A few weeks ago Datatonic took part in a hackathon organized by TfL. In case you were wondering, TfL is not some odd shorthand for Tensorflow; it is Transport for London we are talking about in this blogpost. After all, we (Datatonic UK team) while busy unleashing the power of big data, do live and move around the (very congested) physical space of London!
— datatonic (@teamdatatonic) September 23, 2016
Transport for London Hackweek: kick-off session
Thus, upon seeing the rich (read 5TB) traffic sensor data produced by TfL’s Urban Traffic Control (UTC) system, we immediately asked ourselves
Before jumping into how we achieved these two goals, let’s take a look at the data we have at hand.
In this UTC dataset, London is divided into 5 zones (NORTH, SOUTH, CENTER, OUTER and EAST). All the files were stored as zipped CSVs on Google Cloud Storage (GCS), a total of about 5TB, every file containing 5 minutes of data per zone. Every line in the file contained a timestamp (measurements are taken every quarter of a second), a certain amount of sensors (up to 8) specified with a sensor ID , a bitstring etc.
The part we are interested in, is the bitstring. This represents the presence or absence of a car; for example: for timestamp 26–10–2016 16:38:02 and bitstring “0010” this would mean a car was present on top of the sensor at 16:38:02.500 today and no car was present on top of the sensor for the timestamps 16:38:02.000, 16:38:02.250 and 16:38:02.750.
When we hear “5TB of data” and “processing, analysing and transforming data” in one sentence, we immediately think Apache Beam (running as “Google Dataflow”). So we quickly drafted the architecture on the drawing board. You can see the implementation result of the pipeline below:
The pipeline includes a look-up to a file containing the coordinates of each sensor, some windowing (to get an aggregated view over 5 minutes) and some grouping and combining by sensorID. Without going into too much detail here, the take-away is that Dataflow makes writing processing logic a lot easier and can scale with a click of the button.
We ran the pipeline using 150 virtual machines running on Google Cloud simultaneously. Therefore, the time you see in the flowchat is merely the combined computation time of all the machines running the code and processing the data.
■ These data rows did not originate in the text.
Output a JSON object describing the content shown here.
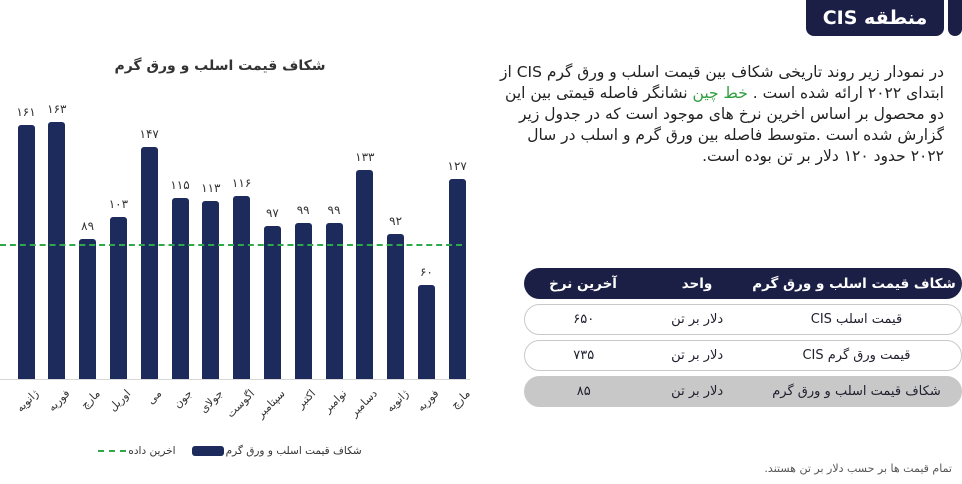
{
  "header": {
    "title": "منطقه CIS"
  },
  "intro": {
    "text_before": "در نمودار زیر روند تاریخی شکاف بین قیمت اسلب و ورق گرم CIS از ابتدای ۲۰۲۲ ارائه شده است . ",
    "highlight": "خط چین",
    "text_after": " نشانگر فاصله قیمتی بین این دو محصول بر اساس اخرین نرخ های موجود است که در جدول زیر گزارش شده است .متوسط فاصله بین ورق گرم و اسلب در سال ۲۰۲۲ حدود ۱۲۰ دلار بر تن بوده است.",
    "highlight_color": "#2e9e3e"
  },
  "chart_data": {
    "type": "bar",
    "title": "شکاف قیمت اسلب و ورق گرم",
    "categories": [
      "ژانویه",
      "فوریه",
      "مارچ",
      "اوریل",
      "می",
      "جون",
      "جولای",
      "اگوست",
      "سپتامبر",
      "اکتبر",
      "نوامبر",
      "دسامبر",
      "ژانویه",
      "فوریه",
      "مارچ"
    ],
    "values": [
      161,
      163,
      89,
      103,
      147,
      115,
      113,
      116,
      97,
      99,
      99,
      133,
      92,
      60,
      127
    ],
    "value_labels": [
      "۱۶۱",
      "۱۶۳",
      "۸۹",
      "۱۰۳",
      "۱۴۷",
      "۱۱۵",
      "۱۱۳",
      "۱۱۶",
      "۹۷",
      "۹۹",
      "۹۹",
      "۱۳۳",
      "۹۲",
      "۶۰",
      "۱۲۷"
    ],
    "reference_line": {
      "label": "اخرین داده",
      "value": 85,
      "style": "dashed",
      "color": "#2ea84a"
    },
    "series": [
      {
        "name": "شکاف قیمت اسلب و ورق گرم",
        "color": "#1c2a5c",
        "values": [
          161,
          163,
          89,
          103,
          147,
          115,
          113,
          116,
          97,
          99,
          99,
          133,
          92,
          60,
          127
        ]
      }
    ],
    "xlabel": "",
    "ylabel": "",
    "ylim": [
      0,
      170
    ],
    "grid": false,
    "legend_position": "bottom"
  },
  "legend": {
    "bar_label": "شکاف قیمت اسلب و ورق گرم",
    "line_label": "اخرین داده"
  },
  "table": {
    "headers": {
      "name": "شکاف قیمت اسلب و ورق گرم",
      "unit": "واحد",
      "rate": "آخرین نرخ"
    },
    "rows": [
      {
        "name": "قیمت اسلب CIS",
        "unit": "دلار بر تن",
        "rate": "۶۵۰"
      },
      {
        "name": "قیمت ورق گرم CIS",
        "unit": "دلار بر تن",
        "rate": "۷۳۵"
      },
      {
        "name": "شکاف قیمت اسلب و ورق گرم",
        "unit": "دلار بر تن",
        "rate": "۸۵"
      }
    ]
  },
  "footnote": "تمام قیمت ها بر حسب دلار بر تن هستند."
}
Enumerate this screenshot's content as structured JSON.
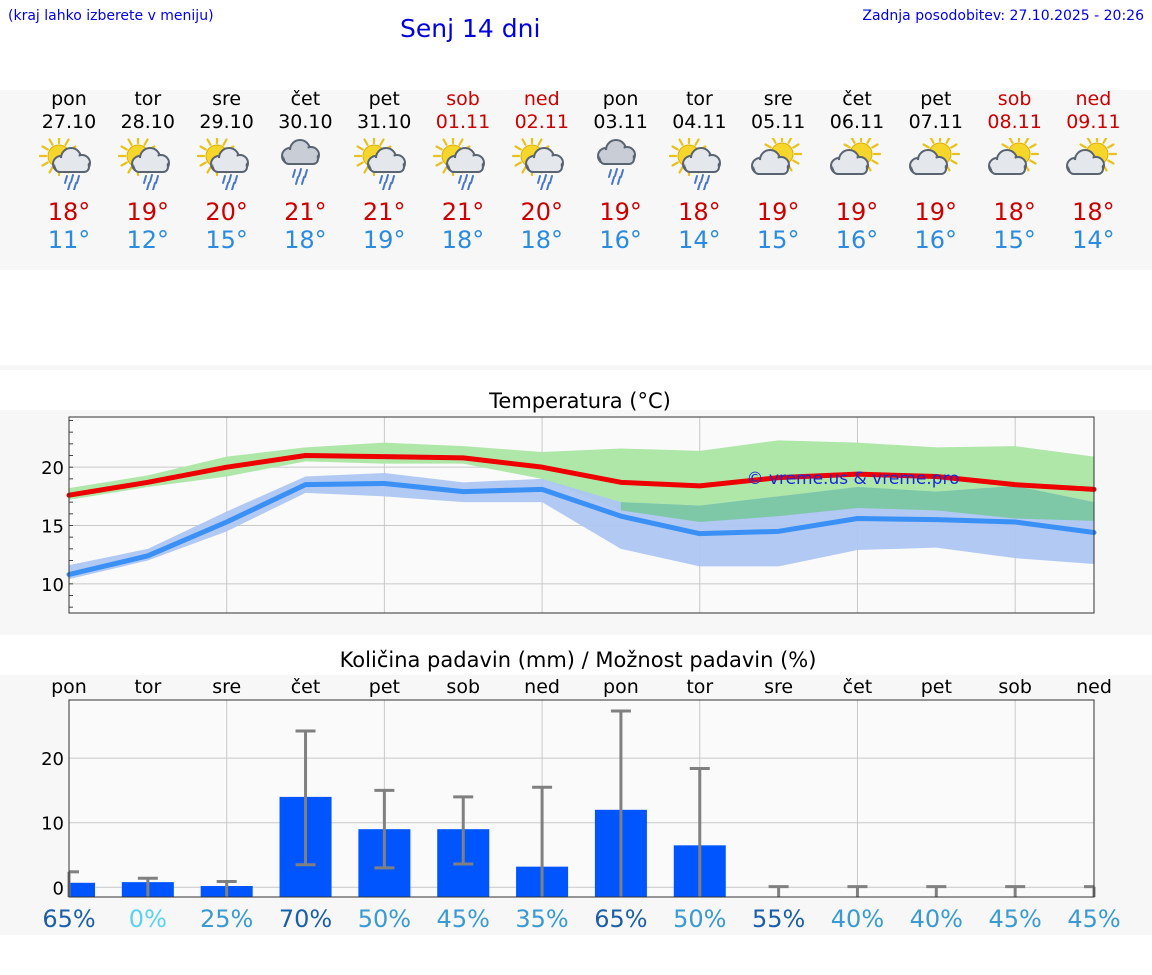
{
  "header": {
    "hint": "(kraj lahko izberete v meniju)",
    "title": "Senj 14 dni",
    "updated": "Zadnja posodobitev: 27.10.2025 - 20:26"
  },
  "colors": {
    "max_temp": "#cc0000",
    "min_temp": "#2a8be0",
    "max_line": "#ee0000",
    "min_line": "#3a90f5",
    "max_band": "#aee7a8",
    "min_band": "#adc6f2",
    "overlap_band": "#7ec8a8",
    "bar": "#0055ff",
    "error_bar": "#808080",
    "weekend": "#cc0000",
    "link": "#0000ee"
  },
  "days": [
    {
      "name": "pon",
      "date": "27.10",
      "max": "18°",
      "min": "11°",
      "icon": "sun-cloud-rain-icon",
      "weekend": false
    },
    {
      "name": "tor",
      "date": "28.10",
      "max": "19°",
      "min": "12°",
      "icon": "sun-cloud-rain-icon",
      "weekend": false
    },
    {
      "name": "sre",
      "date": "29.10",
      "max": "20°",
      "min": "15°",
      "icon": "sun-cloud-rain-icon",
      "weekend": false
    },
    {
      "name": "čet",
      "date": "30.10",
      "max": "21°",
      "min": "18°",
      "icon": "cloud-rain-icon",
      "weekend": false
    },
    {
      "name": "pet",
      "date": "31.10",
      "max": "21°",
      "min": "19°",
      "icon": "sun-cloud-rain-icon",
      "weekend": false
    },
    {
      "name": "sob",
      "date": "01.11",
      "max": "21°",
      "min": "18°",
      "icon": "sun-cloud-rain-icon",
      "weekend": true
    },
    {
      "name": "ned",
      "date": "02.11",
      "max": "20°",
      "min": "18°",
      "icon": "sun-cloud-rain-icon",
      "weekend": true
    },
    {
      "name": "pon",
      "date": "03.11",
      "max": "19°",
      "min": "16°",
      "icon": "cloud-rain-icon",
      "weekend": false
    },
    {
      "name": "tor",
      "date": "04.11",
      "max": "18°",
      "min": "14°",
      "icon": "sun-cloud-rain-icon",
      "weekend": false
    },
    {
      "name": "sre",
      "date": "05.11",
      "max": "19°",
      "min": "15°",
      "icon": "sun-cloud-icon",
      "weekend": false
    },
    {
      "name": "čet",
      "date": "06.11",
      "max": "19°",
      "min": "16°",
      "icon": "sun-cloud-icon",
      "weekend": false
    },
    {
      "name": "pet",
      "date": "07.11",
      "max": "19°",
      "min": "16°",
      "icon": "sun-cloud-icon",
      "weekend": false
    },
    {
      "name": "sob",
      "date": "08.11",
      "max": "18°",
      "min": "15°",
      "icon": "sun-cloud-icon",
      "weekend": true
    },
    {
      "name": "ned",
      "date": "09.11",
      "max": "18°",
      "min": "14°",
      "icon": "sun-cloud-icon",
      "weekend": true
    }
  ],
  "chart_data": [
    {
      "type": "line",
      "title": "Temperatura (°C)",
      "watermark": "© vreme.us & vreme.pro",
      "x": [
        0,
        1,
        2,
        3,
        4,
        5,
        6,
        7,
        8,
        9,
        10,
        11,
        12,
        13
      ],
      "ylim": [
        7.5,
        24.3
      ],
      "yticks": [
        "10",
        "15",
        "20"
      ],
      "ytick_values": [
        10,
        15,
        20
      ],
      "grid": true,
      "series": [
        {
          "key": "max",
          "values": [
            17.6,
            18.7,
            20.0,
            21.0,
            20.9,
            20.8,
            20.0,
            18.7,
            18.4,
            19.1,
            19.4,
            19.2,
            18.5,
            18.1
          ]
        },
        {
          "key": "min",
          "values": [
            10.8,
            12.4,
            15.3,
            18.5,
            18.6,
            17.9,
            18.1,
            15.8,
            14.3,
            14.5,
            15.6,
            15.5,
            15.3,
            14.4
          ]
        }
      ],
      "bands": [
        {
          "key": "max_range",
          "low": [
            17.2,
            18.3,
            19.2,
            20.5,
            20.3,
            20.3,
            19.0,
            16.3,
            15.3,
            15.8,
            16.5,
            16.3,
            15.6,
            15.4
          ],
          "high": [
            18.2,
            19.3,
            20.9,
            21.7,
            22.1,
            21.8,
            21.3,
            21.6,
            21.4,
            22.3,
            22.1,
            21.7,
            21.8,
            20.9
          ]
        },
        {
          "key": "min_range",
          "low": [
            10.4,
            12.0,
            14.5,
            17.8,
            17.5,
            17.0,
            17.0,
            13.0,
            11.5,
            11.5,
            12.9,
            13.1,
            12.2,
            11.7
          ],
          "high": [
            11.6,
            13.0,
            16.2,
            19.2,
            19.5,
            18.7,
            19.0,
            17.0,
            16.7,
            17.5,
            18.3,
            17.9,
            18.4,
            17.0
          ]
        }
      ]
    },
    {
      "type": "bar",
      "title": "Količina padavin (mm) / Možnost padavin (%)",
      "categories": [
        "pon",
        "tor",
        "sre",
        "čet",
        "pet",
        "sob",
        "ned",
        "pon",
        "tor",
        "sre",
        "čet",
        "pet",
        "sob",
        "ned"
      ],
      "values": [
        0.7,
        0.8,
        0.2,
        14.0,
        9.0,
        9.0,
        3.2,
        12.0,
        6.5,
        0,
        0,
        0,
        0,
        0
      ],
      "error_high": [
        2.4,
        1.4,
        0.9,
        24.2,
        15.0,
        14.0,
        15.5,
        27.3,
        18.4,
        0.1,
        0.1,
        0.1,
        0.1,
        0.1
      ],
      "error_low": [
        0,
        0,
        0,
        3.5,
        3.0,
        3.6,
        0,
        0,
        0,
        0,
        0,
        0,
        0,
        0
      ],
      "chance_labels": [
        "65%",
        "0%",
        "25%",
        "70%",
        "50%",
        "45%",
        "35%",
        "65%",
        "50%",
        "55%",
        "40%",
        "40%",
        "45%",
        "45%"
      ],
      "chance_colors": [
        "#1c5fa8",
        "#5cd2f2",
        "#3a9ad2",
        "#1c5fa8",
        "#3a9ad2",
        "#3a9ad2",
        "#3a9ad2",
        "#1c5fa8",
        "#3a9ad2",
        "#1c5fa8",
        "#3a9ad2",
        "#3a9ad2",
        "#3a9ad2",
        "#3a9ad2"
      ],
      "ylim": [
        -1.5,
        29
      ],
      "yticks": [
        "0",
        "10",
        "20"
      ],
      "ytick_values": [
        0,
        10,
        20
      ],
      "grid": true
    }
  ]
}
The “ReadFromStorage” step for example did not last 1 day 2 hr 33 min in real life but about 10 minutes — hashtag hackathon!
While getting the resulting data written to BigQuery overnight, we came up with the architecture for our entire game plan:
Reading the files from GCS (and in the future maybe from Google PubSub, when TfL provides the data as a streaming service), processing with Dataflow, writing to BigQuery for Tableau analysis and Tensorflow predictions, and to PubSub for live visualisation and predictions).
For live visualisation we used Processing, an open-source java-based programming language for highly customizable visualisation. The demo video is at the top of the post but here’s a screenshot:
The box on the left contains the selected sensor, its location, current timestamp, a few traffic engineering measures — flow, occupancy, and average speed estimation (see reference here and here), and the raw data: a box turns white when a car passes the sensor and remains blue otherwise. When consecutive sensor cells got lightened, voila, that is some traffic detected! The sensor plotted on the map in the background also brightens up correspondingly to allow an overview of how the entire London road network is faring. As captured in the screenshot in the instance of a Friday afternoon, the central London in view is only congested at a few scattered intersections but generally without much traffic!
As for the real-time analysis we used Dataflow to convert the raw bitstream from the sensors into two commonly used measures in traffic engineering: occupancy and flow. Occupancy simply tells us how often a sensor detects a car. It can be further divided by the average car length (around 4.5 m) to obtain the traffic density of a sensor. Flow on the other hand is a measure of the number of cars passing over a detector in a given time. Combining these two measures allows us to calculate the average speed per car (as flow/density), which we will use later to determine congestion.
Before we attempt to model the congestion in London, we will first visualise some of the sensor data. This will give us an overview of the key measures and it will also help us to define and quantify congestion. Tableau is a great choice for this task since it offers convenient and great looking map views.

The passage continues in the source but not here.